I have given this some thought and come to the conclusion that I am probably still at that point even though I thought I was passed it and able to move on. 

I wonder if for me being emotionally exhausted it is just easier to say I can't because ... rather than try and do something about it.  🤔   something for me to work on.

 

@Faith-and-Hope  I am also having to emotionally disengage as a form of self preservation 😕

 

We have tried marriage counselling but it was not very successful. There are things that should be addressed that never will be unfortunately. 

 

Like Darcy said I try to separate the illness form the person but sometimes wonder if the illness is just a good excuse for bad behavior.  Kind of over all the abuse. 

 

 

Re: Partners who chose to stay for the long haul

More so  when it seems that hurtful things are calculated and as some form of punishment rather than irrational reaction to a given situation. 
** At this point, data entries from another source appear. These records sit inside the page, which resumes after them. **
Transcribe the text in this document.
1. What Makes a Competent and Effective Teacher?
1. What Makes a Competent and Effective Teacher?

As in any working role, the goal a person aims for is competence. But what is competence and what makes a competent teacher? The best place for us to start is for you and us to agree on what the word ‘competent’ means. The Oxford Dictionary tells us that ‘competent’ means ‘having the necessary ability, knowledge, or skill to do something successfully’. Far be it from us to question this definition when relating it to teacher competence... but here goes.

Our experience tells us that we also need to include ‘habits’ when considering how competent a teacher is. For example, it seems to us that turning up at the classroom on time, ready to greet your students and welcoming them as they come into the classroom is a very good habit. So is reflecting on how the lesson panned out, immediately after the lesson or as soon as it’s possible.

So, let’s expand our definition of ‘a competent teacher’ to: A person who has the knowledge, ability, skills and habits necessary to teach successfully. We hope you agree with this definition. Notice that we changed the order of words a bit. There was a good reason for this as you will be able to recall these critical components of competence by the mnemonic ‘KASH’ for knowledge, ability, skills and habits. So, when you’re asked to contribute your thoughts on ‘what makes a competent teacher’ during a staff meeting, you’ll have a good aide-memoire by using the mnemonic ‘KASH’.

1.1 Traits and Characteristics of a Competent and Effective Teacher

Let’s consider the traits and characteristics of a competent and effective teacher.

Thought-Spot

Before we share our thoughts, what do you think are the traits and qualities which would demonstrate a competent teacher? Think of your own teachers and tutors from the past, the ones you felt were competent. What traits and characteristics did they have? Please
Re: Partners who chose to stay for the long haul

I can relate @Determined ..... there can be a sense of vindictiveness tied up in our situation.  I think it’s just another form of lashing out because of internal pain, but there comes a point where you have to say, “Stop right there.  I don’t accept what you are doing.  I know you are hurting, and I feel for you, but don’t take it out on me.  It’s not my fault either. There are other ways to manage angry / painful  feelings, now let’s look at what has been suggested for us to do when you’re feeling this way ..... (reach for a list of go-to options).”  Or simply, “I am going to take a time-out .....”

 

 

Re: Partners who chose to stay for the long haul

@Determined

I am aware that each of us have very different experiences with our partners and how MI plays out in their/our lives.  I can only speak of my own situation and how I felt which is completely different to yours and to the other partners here on the long haul.  

 

I know I am fortunate in having a partner who does show love and respect.